Pyflow is a light weight library that lets the user construct a memory efficient directed acyclic computation graph (DAG) that evaluates lazily. It can cache intermediate results, and only computes the parts of the graph that has data dependency.

Install

pip install -i https://test.pypi.org/simple/ pyflow-viz==0.0b0

Getting started

Let’s construct a simple computation graph: (Note the similarity of API to that of Keras functional API!)

from pyflow import GraphBuilder

def adding(a, b):
        return a + b

G = GraphBuilder()
a1 = G.add(adding)(2, 2)  # you add methods with `add` instance method.
a2 = G.add(adding)(3, a1)
a3 = G.add(adding)(a1, a2)

At this point, no evaluation has occurred. Also, the outputs a1, a2, and a3 are DataNode objects (well, more precisely, weak references to the DataNode objects, but more on this later!) You can kick off the evaluation by invoking get method from any of the output objects:

print(a3.get())  # 11

You can also easily visualize the DAG using view method:

G.view()
https://github.com/mozjay0619/pyflow-viz/blob/master/media/simpledag.png

A couple notes:

  1. The API was inspired by that of the Keras functional API

  2. For demo, we are using a simple method of adding two integers, but the input method can be any python function, including instance methods, with arbitrary inputs such as numpy array, pandas dataframe or Spark dataframe.

Multi-output methods

What if we have a python function with multiple outputs? Due to dynamic nature of python, it is impossible to determine the number of outputs before the function is actually ran. In such a case, you need to specify the number of outputs by n_out argument:

from pyflow import GraphBuilder

def adding(a, b):
        return a + b

def multi_output_method(a, b):
        return a+1, b+1

G = GraphBuilder()
a1 = G.add(adding)(2, 2)
a2, b2 = G.add(multi_output_method, n_out=2)(a1, 2)  # n_out argument!
a3 = G.add(adding)(a2, 3)
a4 = G.add(adding)(b2, a1)

G.view()
https://github.com/mozjay0619/pyflow-viz/blob/master/media/multiout.png

Visualizing data flow

The view function actually has the ability to summarize the DAG by only showing the user the OperationNodes, which it does by default. We can override this default setting by using the summary parameter of the function:

G.view(summary=False)
https://github.com/mozjay0619/pyflow-viz/blob/master/media/summary_false.png

With the summary functionality turned off, the complete DAG visualization will includes DataNodes as well as the OperationNodes.

Styling your DAG

Pyflow lets the user customize the DAG visuals to a certain degree, with more to come in the future. Let’s take a look at some examples.

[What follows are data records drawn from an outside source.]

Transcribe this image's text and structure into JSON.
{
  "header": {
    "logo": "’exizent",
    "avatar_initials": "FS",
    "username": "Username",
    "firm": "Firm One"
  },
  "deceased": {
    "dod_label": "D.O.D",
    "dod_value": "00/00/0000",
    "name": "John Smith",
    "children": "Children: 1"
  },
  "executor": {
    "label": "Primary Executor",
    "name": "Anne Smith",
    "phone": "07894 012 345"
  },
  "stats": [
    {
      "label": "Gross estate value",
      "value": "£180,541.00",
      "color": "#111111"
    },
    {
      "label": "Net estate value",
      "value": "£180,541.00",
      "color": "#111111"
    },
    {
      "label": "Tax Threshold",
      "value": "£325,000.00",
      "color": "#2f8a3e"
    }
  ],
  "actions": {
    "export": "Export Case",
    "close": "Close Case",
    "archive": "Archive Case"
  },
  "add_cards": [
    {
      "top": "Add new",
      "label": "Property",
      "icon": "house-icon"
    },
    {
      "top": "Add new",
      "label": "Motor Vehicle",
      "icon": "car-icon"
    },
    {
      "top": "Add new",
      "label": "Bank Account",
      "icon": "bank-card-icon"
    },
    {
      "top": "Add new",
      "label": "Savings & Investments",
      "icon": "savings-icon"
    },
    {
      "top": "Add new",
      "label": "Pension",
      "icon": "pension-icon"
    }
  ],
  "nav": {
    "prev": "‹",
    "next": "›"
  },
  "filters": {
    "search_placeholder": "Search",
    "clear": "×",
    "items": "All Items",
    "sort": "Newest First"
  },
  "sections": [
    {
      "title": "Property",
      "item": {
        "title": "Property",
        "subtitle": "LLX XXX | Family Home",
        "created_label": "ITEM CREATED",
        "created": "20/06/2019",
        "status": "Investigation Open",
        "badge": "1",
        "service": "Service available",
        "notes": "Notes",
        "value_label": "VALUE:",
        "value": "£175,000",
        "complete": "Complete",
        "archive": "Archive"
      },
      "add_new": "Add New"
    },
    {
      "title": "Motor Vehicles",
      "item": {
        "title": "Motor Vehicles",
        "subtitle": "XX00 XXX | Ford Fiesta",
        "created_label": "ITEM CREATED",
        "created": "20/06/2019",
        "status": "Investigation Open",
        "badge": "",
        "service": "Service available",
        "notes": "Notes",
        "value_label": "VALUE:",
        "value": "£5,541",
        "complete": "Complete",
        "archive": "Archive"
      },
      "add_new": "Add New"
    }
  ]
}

from pyflow import GraphBuilder

def query_dataframe_A():
return 1  # pretend this was a pandas or Spark dataframe!

def query_dataframe_B():
        return 2

def product_transform(inp):
        return inp*2

def join_transform(inp1, inp2):
        return inp1 + inp2

def split_transform(inp):
        return inp+1, inp+2

G = GraphBuilder()
df1 = G.add(query_dataframe_A)()
df2 = G.add(query_dataframe_B)()
new_df1 = G.add(product_transform)(df1)
new_df2 = G.add(product_transform)(df2)
dfa, dfb = G.add(split_transform, n_out=2)(new_df2)
joined_df = G.add(join_transform)(new_df1, dfa)

G.view()
https://github.com/mozjay0619/pyflow-viz/blob/master/media/queryA.png

But since at a conceptual level, queries are similarly progenitors of new data, perhaps we want to put them side by side on top, and position is controlled by rank parameter. Also, since these are probably coming from some data storage, we might want to style their nodes accordingly, with different color.

G = GraphBuilder()
df1 = G.add(query_dataframe_A, rank=0, shape='cylinder', color='lightblue')()
df2 = G.add(query_dataframe_B, rank=0, shape='cylinder', color='lightblue')()
new_df1 = G.add(product_transform)(df1)
new_df2 = G.add(product_transform)(df2)
dfa, dfb = G.add(split_transform, n_out=2)(new_df2)
joined_df = G.add(join_transform)(new_df1, dfa)

G.view()
https://github.com/mozjay0619/pyflow-viz/blob/master/media/queryB.png

There are much more we can do with styling. We will dedicate a separate section for styling guides.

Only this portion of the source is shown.